Where a person was at a given time is rarely revealed by any single public record. It is usually reconstructed from a combination of records, none of which intended to disclose it, and each of which makes the reconstruction slightly easier.

A flight, where it touches a private aircraft tracker, places a person near an airport. A property purchase places the person in a city. A photograph from a public event places them at a particular location on a particular date. A piece of professional correspondence with a timestamp suggests their working hours. A registration with a local service suggests an extended stay. Each is harmless; the assembled picture is a calendar.

The work of reconstruction has become routine for parts of the press, the legal profession, and the investigative trades.

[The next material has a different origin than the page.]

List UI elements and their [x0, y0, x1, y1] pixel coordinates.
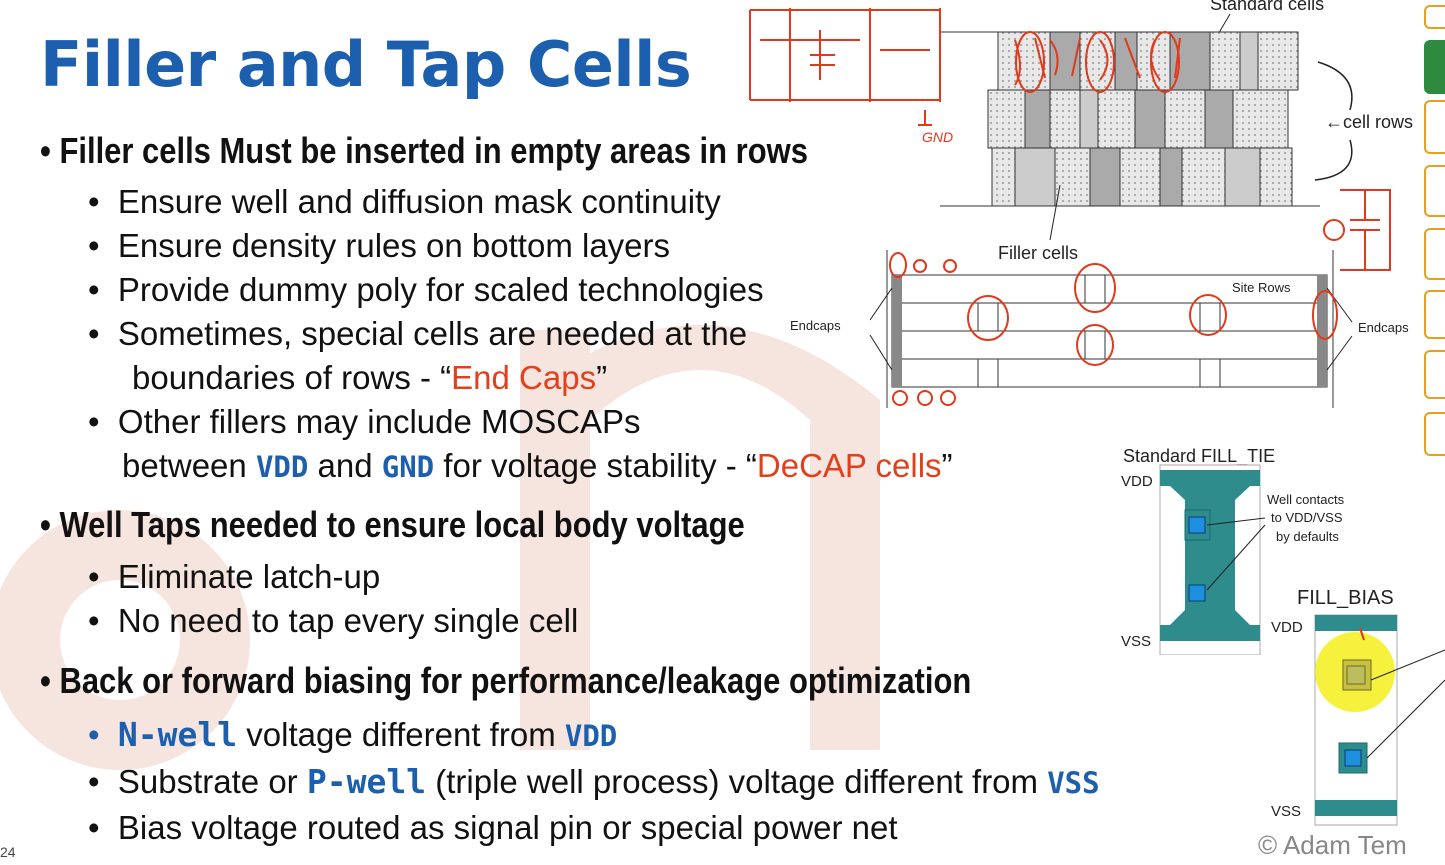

The tools are general-purpose. The skill is patience and a willingness to read each source for what it incidentally discloses rather than what it was intended to convey.

For a principal whose movements are themselves of interest, this is unwelcome. The location may not be sensitive in itself; the demonstration that it is recoverable is. It alters how the principal must think about subsequent records: whether to leave the trace, where, in what detail.

The work of the desk in this category is to understand, in advance, which sources contribute most to the reconstruction. Some are unavoidable; some are easier to manage; some yield to a careful conversation with the body that holds them. The aim is not invisibility, which is unrealistic. It is a record from which fewer reconstructions can be made with confidence.